THE film is directed by Alejandro Inarritu in a Terrence Malick (“The New World”) vein, with shots of the sky through the trees, silhouettes against the setting sun and omniscient overviews of the entire landscape. The difference is that with Inarritu these are not occasions for philosophical contemplation. Instead, the sky might have arrows flying through it, signaling a new phase in an Indian battle. And the overviews, usually with some lone antlike figure in the midst of it, are there to remind you that this environment may be breathtaking, but people don’t belong here.

Like “Birdman,” and even more than “Birdman,” “The Revenant” is a director’s movie, a showcase for a filmmaker’s vision and innovation. Inarritu employs long, complicated shots that make full use of the wide screen. Early in the movie, he films an Indian attack in ways that make you realize that every previous director has done it all wrong. The attack comes without warning, from all sides. A character starts calmly barking out orders and is killed midsentence. Every moment is a horrible surprise, which, of course, it would be. There is no safe place to look, no safe character to follow.

Even a great innovator, though, has his limits, and in attempting to make an endlessly riveting film about a guy trying to crawl and limp for 200 miles, Inarritu has given himself a daunting assignment. He succeeds, in the sense that his 156-minute movie maintains interest, but the interest is maintained through a series of escalating catastrophes — Glass can’t just go over one waterfall, but several —and stock action-movie situations, such as the lust for revenge. The fresh brilliance of the first hour fades into something more familiar.
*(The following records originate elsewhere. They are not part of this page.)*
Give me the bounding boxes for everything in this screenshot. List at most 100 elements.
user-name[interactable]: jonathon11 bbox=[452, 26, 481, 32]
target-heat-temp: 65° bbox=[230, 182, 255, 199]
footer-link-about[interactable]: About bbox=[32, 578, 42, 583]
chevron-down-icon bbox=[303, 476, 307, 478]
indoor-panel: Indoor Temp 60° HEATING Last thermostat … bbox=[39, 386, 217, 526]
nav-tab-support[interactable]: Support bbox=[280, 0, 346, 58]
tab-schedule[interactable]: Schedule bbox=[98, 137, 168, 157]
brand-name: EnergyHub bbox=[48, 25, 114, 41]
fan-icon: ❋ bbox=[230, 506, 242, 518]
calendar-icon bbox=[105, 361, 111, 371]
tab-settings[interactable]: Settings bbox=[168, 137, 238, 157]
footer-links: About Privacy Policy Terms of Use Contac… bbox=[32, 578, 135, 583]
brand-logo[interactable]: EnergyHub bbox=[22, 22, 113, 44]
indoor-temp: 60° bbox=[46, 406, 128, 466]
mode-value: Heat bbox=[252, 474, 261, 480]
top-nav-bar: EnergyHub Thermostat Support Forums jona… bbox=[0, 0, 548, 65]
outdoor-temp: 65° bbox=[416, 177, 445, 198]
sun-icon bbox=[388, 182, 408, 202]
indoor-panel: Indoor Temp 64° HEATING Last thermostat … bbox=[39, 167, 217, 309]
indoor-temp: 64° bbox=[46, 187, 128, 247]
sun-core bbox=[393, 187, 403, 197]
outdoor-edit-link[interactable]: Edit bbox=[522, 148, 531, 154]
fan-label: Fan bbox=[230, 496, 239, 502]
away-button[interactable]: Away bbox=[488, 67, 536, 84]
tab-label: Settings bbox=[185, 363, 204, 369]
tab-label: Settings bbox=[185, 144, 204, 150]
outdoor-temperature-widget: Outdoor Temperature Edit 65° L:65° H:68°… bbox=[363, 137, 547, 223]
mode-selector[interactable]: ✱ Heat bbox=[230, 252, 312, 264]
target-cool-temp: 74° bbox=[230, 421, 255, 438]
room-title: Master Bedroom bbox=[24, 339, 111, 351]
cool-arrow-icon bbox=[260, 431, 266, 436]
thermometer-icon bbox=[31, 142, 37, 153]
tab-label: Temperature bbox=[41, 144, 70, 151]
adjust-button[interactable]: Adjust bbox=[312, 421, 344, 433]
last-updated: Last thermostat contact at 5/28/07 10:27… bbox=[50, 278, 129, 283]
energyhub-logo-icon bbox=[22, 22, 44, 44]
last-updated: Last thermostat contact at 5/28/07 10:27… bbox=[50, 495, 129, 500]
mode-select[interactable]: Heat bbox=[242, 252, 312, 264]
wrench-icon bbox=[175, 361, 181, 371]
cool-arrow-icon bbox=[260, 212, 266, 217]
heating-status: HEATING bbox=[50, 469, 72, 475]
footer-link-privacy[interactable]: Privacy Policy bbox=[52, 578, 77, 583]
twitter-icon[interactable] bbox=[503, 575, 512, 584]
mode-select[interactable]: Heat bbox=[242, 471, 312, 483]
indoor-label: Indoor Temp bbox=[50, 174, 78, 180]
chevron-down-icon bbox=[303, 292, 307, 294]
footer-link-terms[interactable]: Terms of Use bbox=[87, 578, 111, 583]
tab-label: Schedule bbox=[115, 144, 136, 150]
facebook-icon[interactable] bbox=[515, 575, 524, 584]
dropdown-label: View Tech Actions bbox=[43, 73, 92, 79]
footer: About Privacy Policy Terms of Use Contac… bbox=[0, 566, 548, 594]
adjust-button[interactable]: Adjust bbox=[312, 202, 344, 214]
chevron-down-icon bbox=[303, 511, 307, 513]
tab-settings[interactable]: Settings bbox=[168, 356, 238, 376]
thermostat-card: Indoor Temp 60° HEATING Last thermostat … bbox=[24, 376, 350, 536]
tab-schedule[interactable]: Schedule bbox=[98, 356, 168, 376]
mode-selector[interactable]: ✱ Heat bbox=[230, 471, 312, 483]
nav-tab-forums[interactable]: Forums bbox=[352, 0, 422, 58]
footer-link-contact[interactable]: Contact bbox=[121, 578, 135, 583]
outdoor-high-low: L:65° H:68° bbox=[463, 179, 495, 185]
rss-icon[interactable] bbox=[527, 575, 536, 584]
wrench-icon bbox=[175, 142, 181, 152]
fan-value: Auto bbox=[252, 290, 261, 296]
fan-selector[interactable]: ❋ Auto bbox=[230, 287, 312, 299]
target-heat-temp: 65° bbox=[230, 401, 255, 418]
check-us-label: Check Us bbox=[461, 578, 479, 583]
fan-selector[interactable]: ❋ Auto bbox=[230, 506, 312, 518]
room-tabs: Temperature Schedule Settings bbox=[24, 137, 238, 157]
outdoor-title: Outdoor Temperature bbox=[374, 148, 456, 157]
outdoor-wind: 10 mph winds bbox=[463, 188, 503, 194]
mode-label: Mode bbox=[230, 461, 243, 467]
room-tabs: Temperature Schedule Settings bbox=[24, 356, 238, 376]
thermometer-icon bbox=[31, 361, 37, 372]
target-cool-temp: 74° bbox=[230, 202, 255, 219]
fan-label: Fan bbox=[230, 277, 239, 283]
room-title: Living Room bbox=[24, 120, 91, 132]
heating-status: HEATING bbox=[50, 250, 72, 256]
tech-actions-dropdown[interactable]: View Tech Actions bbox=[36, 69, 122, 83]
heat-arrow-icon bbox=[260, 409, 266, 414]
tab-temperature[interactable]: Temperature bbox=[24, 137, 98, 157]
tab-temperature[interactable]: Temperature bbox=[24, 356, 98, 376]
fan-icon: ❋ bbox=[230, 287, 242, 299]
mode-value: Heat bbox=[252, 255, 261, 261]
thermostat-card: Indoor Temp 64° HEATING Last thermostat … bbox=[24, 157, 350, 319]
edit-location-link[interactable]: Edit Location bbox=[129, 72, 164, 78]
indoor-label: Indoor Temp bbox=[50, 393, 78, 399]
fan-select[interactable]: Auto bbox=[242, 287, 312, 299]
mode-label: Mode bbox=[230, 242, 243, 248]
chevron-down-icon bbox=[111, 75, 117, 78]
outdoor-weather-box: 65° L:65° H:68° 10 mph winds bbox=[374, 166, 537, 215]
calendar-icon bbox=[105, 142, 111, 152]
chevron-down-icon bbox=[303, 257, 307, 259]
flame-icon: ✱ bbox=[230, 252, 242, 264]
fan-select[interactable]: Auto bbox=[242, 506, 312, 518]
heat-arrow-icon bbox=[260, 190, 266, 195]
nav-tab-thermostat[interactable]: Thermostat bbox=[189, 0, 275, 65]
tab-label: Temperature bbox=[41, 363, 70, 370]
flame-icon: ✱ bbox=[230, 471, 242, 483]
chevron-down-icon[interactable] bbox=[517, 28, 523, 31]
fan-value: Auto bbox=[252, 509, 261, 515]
Tom Hardy exudes an awesome perversity as Glass’ most villainous colleague, but he probably would be more effective if he got past the idea that doing an American accent means talking like there are marbles in his mouth. Still, he’s a terrific presence.

DiCaprio doesn’t get to say much in “The Revenant,” but he does get to cauterize a neck wound with gunpowder (don’t try this at home), the most slapstick improvised health care procedure since Tom Hanks (“Cast Away”) extracted a tooth using an ice skate. And he does get to eat a live fish and dive face first into a buffalo liver. It’s hard to talk about this as a performance, because there’s nothing to compare it to. But if I were an Oscar voter, I might be tempted to vote DiCaprio best actor — or at least to propose a new category be inaugurated, the acting equivalent of the Purple Heart.